It was supposed to be an off the record meeting, but many of Obama’s comments have nevertheless been surfacing.
The invitees included representatives of new media outlets aimed at younger generations. Jake Horowitz, founder and editor in chief of Mic; Max Fisher, the foreign editor of Vox; and Matt Bai, a columnist for Yahoo! News, were all in attendance. Baker and Gardiner Harris of the NY Times subsequently interviewed those in the room with Obama. All of the sources asked to remain anonymous as the ground rules of the meeting required Obama’s comments to be off-record. The following is what was reportedly said by the president.
According to Baker’s anonymous sources, “Mr. Obama said he now realizes that he was slow to respond to public fears after terrorist attacks in Paris and California, acknowledging that his low-key approach led Americans to worry that he was not doing enough to keep the country safe. He has engaged in a blitz of public events lately to try to convince them otherwise, including a visit on Thursday to the National Counterterrorism Center.”

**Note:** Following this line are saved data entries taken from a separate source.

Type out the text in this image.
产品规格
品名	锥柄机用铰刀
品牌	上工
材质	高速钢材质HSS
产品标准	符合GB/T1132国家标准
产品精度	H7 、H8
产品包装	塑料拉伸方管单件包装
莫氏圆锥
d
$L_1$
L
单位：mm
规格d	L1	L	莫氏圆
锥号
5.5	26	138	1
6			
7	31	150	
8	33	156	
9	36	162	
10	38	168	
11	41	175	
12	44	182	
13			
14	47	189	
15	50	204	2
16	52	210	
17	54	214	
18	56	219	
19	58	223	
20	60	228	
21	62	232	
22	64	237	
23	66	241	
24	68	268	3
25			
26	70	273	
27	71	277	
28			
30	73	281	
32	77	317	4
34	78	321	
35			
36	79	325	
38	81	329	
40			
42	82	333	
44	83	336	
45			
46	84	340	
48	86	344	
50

On Donald Trump, Obama “appeared especially exasperated with Mr. Trump, who has called for a temporary ban on Muslims’ entering the United States. Mr. Obama said that Mr. Trump’s comments on Muslims did not make him an outlier in the presidential field, but instead represented the culmination of many years of a Republican strategy of division and fear mongering.”
On the possibility of more troops being sent to the Middle East, Obama reportedly said that “sending significant ground forces back to the Middle East could conceivably result in the deaths of 100 American soldiers every month.” Obama also believed that “the casualties and costs would rival the worst of the Iraq war. In such a scenario, he said, a renewed commitment could take up to $10 billion a month and leave as many as 500 troops wounded every month in addition to those killed, a toll he deemed not commensurate to the threat … He told the columnists that he envisioned sending significant ground forces to the Middle East only in the case of a catastrophic terrorist attack that disrupted the normal functioning of the United States.”
Erik Wemple of the Washington Post lambasted Baker for leaking the above comments from the off-the-record meeting. In his article, titled, “NYT’s Peter Baker: Destroyer of a cozy Beltway convention,” Wemple stated that Obama is partly to blame as well. Wemple wrote, “If Baker keeps at it, perhaps Obama will do the right thing, and just say these self-interested things on the record, where they belong.”